Jeremy Clarke Jeremy Clarke

The healing power of champagne

‘Glass of bubbly, Marigold?’ I asked Catriona’s sister at a quarter to nine on the first morning of her visit

Our champagne transcendence lasted until about midday [Photo: pidjoe] 
issue 06 November 2021

The day after Catriona was fitted with a plaster cast and crutches, her elder sister arrived from the UK for a rare visit. Marigold is also on crutches. Diabetes. Which left me as the only able-bodied member of the household, though an ethereal one.

I try daily ‘to run with determination the race that is set before me’ (Hebrews 12:1). Champagne helps. Our seasonal neighbour Professor Brian Cox has pointed me to a website specialising in getting the produce of small family-run champagne houses to your doorstep within 48 hours at a considerably cheaper price than the local supermarket and very decent it is too. I have a half-bottle at breakfast.

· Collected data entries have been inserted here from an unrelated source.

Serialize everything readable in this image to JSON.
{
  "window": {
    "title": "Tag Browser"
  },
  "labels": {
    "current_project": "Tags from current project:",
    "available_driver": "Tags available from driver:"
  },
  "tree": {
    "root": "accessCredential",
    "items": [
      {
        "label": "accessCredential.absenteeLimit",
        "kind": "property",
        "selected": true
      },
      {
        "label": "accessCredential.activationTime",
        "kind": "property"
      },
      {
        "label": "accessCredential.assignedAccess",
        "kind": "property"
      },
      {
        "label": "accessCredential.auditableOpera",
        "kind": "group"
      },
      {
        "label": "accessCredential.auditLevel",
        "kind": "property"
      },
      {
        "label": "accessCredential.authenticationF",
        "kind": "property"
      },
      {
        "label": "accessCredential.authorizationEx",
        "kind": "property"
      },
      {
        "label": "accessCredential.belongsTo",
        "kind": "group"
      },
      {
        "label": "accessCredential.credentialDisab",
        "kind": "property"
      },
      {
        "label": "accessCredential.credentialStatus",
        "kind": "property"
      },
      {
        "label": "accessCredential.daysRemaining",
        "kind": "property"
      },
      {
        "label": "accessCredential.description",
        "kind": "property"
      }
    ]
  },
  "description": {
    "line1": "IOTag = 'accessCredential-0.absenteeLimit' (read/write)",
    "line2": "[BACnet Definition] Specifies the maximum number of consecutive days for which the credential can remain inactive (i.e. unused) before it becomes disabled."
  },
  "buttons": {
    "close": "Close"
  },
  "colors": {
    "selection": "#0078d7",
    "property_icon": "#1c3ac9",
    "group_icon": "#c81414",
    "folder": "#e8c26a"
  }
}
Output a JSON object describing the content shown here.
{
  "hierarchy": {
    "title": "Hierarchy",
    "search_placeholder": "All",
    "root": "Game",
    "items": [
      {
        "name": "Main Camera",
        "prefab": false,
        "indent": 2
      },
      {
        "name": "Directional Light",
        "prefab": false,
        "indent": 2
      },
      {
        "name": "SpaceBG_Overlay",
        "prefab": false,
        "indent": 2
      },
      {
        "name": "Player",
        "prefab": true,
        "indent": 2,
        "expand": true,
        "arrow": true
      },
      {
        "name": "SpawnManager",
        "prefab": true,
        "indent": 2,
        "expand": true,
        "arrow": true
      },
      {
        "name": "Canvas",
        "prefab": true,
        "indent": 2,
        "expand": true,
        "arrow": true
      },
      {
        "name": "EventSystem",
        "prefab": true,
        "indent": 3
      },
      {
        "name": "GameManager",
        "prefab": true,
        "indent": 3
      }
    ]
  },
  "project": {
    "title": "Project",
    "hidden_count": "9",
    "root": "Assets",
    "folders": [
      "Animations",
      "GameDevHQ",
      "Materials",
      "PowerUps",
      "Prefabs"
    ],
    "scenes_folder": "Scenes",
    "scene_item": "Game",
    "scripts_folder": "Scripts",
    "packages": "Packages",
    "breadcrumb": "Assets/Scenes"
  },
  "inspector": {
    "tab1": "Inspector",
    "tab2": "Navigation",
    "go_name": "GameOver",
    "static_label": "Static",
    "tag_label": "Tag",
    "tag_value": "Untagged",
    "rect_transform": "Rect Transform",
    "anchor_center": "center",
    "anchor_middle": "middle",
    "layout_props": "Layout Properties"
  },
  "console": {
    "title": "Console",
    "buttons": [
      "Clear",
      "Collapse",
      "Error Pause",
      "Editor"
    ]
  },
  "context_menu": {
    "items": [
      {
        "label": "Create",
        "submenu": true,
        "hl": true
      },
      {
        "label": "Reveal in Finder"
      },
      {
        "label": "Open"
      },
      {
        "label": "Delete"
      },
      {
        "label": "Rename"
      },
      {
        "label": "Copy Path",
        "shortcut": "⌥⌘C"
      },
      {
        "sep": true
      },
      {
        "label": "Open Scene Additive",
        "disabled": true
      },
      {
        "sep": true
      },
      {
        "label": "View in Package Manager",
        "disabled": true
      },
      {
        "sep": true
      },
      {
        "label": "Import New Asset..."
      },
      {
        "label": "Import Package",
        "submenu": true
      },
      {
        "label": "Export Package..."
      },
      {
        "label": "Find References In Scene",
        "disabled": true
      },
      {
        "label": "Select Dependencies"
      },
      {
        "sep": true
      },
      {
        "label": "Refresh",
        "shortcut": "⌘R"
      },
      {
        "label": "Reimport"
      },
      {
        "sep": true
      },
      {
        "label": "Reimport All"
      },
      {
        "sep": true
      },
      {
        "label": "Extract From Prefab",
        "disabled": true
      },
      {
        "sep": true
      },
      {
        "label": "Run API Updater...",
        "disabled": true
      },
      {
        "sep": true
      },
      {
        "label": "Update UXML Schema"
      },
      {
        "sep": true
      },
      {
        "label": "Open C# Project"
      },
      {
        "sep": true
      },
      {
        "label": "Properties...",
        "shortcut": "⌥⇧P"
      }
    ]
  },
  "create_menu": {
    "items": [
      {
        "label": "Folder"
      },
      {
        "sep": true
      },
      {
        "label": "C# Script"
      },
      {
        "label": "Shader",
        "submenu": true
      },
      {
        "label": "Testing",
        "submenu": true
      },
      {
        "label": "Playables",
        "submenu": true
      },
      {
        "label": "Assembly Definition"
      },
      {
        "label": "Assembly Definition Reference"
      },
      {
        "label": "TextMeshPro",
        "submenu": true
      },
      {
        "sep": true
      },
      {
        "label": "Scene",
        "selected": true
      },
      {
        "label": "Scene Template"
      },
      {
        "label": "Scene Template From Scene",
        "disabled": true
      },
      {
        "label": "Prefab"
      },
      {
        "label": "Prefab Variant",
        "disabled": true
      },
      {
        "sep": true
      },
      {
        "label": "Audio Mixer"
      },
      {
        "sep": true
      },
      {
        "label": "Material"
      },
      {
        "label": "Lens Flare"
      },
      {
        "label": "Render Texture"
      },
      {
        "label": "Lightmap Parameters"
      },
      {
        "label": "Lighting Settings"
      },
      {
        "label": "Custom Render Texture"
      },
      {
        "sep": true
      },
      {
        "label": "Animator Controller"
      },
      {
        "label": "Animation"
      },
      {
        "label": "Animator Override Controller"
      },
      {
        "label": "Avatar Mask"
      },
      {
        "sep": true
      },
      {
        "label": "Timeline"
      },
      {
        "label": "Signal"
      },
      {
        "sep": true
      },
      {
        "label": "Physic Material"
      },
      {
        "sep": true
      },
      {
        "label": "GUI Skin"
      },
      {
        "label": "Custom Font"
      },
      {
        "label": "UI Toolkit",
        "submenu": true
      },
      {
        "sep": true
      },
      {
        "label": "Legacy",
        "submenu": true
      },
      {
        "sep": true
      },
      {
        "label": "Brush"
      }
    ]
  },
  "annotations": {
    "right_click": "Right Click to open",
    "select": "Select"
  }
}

‘Glass of champagne, Marigold?’ I asked her at a quarter to nine on the first morning of her visit. ‘Why not?’ she said. ‘You’re only young once.’ One seldom encounters anyone as unintellectual as Marigold and she talks continuously. I like her enormously. I poured us out a glass each of Fermier Giles 2013 and settled back.

Catriona’s sister has been involved online with the remaining cast members of The High Chaparral

Marigold has plenty of excitement in her life, all of it online. Last year, for example, she fell in love with an impoverished young Nigerian masquerading as a prosperous Canadian businessman with a temporary cash-flow problem. Fortunately, before the money transfer went through, the scales had fallen from her eyes. ‘I saw red, I can tell you. I gave him what for.’ ‘What did you say to him?’ ‘Oh, I really told him. “Pardon me,” I said. “But aren’t you ashamed of your deceitfulness?”’ ‘And what did he say to that?’ ‘He passed me on to one of his friends. And this friend tried to get money out of me as well, for his education, he said. I’ve got to say he was a lovely lad and I might have sent him some.